Kellogg is focusing on regaining its momentum and “getting back on our front foot to return to sustainable growth,” John Bryant, Kellogg’s new president and chief executive, told SN.
To do so, it will continue to invest in innovation and brand building. “Kellogg is in great categories that are positioned for long-term growth,” he said. “To win in them, we need to play our game, including introducing exciting innovations driven by consumer insights.”
Kellogg is well positioned to tap into the major trends shaping the industry — specifically consumers’ increased focus on nutrition, said Bryant.
“Cereal is low-calorie and nutrient-dense, so our products play well with the health and wellness trend,” said Bryant.
A 13-year Kellogg veteran, Bryant succeeded David Mackay as president and CEO in January of this year. Along with serving as a member of Kellogg’s board of directors since July 2010, he has held several leadership roles, most recently as chief operating officer.
Bryant plans to continue driving Kellogg’s innovation strategy by using consumer-based insights.
For instance, in talking with consumers, Kellogg learned about the difficulties many adults and children with gluten sensitivity and celiac disease have finding foods they can enjoy.
That’s why it launched its first-ever gluten-free cereal: gluten-free Rice Krispies. The new cereal eliminates barley malt (the source of gluten in the original Rice Krispies cereal) and is made with whole grain brown rice to differentiate it from the original.

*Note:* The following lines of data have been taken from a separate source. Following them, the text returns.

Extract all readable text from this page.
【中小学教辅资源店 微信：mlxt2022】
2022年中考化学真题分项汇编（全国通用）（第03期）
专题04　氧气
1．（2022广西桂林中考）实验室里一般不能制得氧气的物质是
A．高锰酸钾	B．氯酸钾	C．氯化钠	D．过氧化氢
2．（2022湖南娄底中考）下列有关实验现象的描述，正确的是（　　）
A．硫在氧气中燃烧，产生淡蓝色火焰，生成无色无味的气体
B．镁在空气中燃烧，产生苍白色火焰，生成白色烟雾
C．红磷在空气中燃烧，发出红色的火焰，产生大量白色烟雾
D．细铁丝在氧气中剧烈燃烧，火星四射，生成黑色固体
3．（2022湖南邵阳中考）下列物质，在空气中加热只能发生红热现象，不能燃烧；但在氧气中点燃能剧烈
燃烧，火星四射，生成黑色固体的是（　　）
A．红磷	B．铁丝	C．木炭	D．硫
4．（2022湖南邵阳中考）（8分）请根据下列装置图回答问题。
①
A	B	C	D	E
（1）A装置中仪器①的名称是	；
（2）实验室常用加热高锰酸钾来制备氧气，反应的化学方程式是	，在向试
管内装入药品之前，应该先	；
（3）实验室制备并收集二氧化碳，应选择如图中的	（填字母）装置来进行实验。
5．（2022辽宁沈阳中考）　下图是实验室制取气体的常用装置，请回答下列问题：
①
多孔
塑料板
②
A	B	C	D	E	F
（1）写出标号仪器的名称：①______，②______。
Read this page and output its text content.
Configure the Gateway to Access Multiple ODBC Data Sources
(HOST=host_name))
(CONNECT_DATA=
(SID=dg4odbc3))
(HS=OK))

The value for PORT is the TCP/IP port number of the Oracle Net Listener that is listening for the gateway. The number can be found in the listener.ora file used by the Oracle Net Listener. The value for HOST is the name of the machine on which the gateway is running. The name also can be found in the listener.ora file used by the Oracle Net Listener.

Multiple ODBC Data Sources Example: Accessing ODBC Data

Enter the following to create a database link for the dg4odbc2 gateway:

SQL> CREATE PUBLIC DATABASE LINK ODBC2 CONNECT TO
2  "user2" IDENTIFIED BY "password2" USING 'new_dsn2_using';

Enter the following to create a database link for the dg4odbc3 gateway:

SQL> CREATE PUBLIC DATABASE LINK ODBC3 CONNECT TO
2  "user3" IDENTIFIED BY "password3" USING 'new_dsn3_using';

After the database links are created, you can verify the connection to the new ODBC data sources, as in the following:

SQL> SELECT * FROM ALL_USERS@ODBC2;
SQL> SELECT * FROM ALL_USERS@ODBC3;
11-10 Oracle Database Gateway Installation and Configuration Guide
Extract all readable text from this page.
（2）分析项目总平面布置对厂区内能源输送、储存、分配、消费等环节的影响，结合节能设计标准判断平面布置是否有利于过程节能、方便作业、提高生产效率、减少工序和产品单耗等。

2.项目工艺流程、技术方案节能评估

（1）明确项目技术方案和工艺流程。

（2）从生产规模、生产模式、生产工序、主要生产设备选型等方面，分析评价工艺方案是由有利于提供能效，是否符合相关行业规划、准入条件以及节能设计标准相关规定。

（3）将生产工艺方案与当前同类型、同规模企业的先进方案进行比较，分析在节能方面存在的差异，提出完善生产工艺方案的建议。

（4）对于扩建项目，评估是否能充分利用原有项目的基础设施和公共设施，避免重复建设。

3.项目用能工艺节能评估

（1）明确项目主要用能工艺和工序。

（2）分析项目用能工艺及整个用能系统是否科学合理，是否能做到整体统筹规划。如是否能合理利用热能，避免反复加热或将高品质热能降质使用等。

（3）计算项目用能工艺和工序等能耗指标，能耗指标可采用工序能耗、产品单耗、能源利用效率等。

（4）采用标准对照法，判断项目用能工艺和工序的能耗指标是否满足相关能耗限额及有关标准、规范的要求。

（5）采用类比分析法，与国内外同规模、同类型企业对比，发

“Now, kids of all ages on gluten-free diets can enjoy the much-loved tradition of homemade Rice Krispies Treats,” Bryant said.
Kellogg plans to add more gluten-free products to the portfolio.
Such innovation comes at a time when the company is optimistic about its long-term growth potential and ability to weather inflationary pressures.
“While it varies year over year, we expect higher commodity costs over the long term with continued demand for grain worldwide,” Bryant noted.
While Kellogg and other cereal manufacturers have responded to this with higher pricing, Kellogg also addressed inflation through disciplined cost savings and productivity savings, said Bryant.
Strong innovation is a key driver of Kellogg’s business. The company plans to launch about $800 million worth of new products in 2011, up from about $600 million in 2009 and 2010.
In the snack business, Kellogg has seen early success of Special K cracker chips. And in frozen, Eggo launched Thick and Fluffy waffles, “which in my opinion are the best waffles we’ve ever made,” said Bryant.
Kellogg also brought Crunchy Nut cereal from the U.K. to the U.S., “where it was immediately embraced by consumers.”
Meanwhile, the company has adapted to the dramatically changed marketing environment by surrounding consumers with multiple touch points that extend beyond TV and print. These include digital, social, mobile and in-store.
“We’ve found that digital media, in particular, is an important tool for increasing the efficiency of our ad spend,” he said.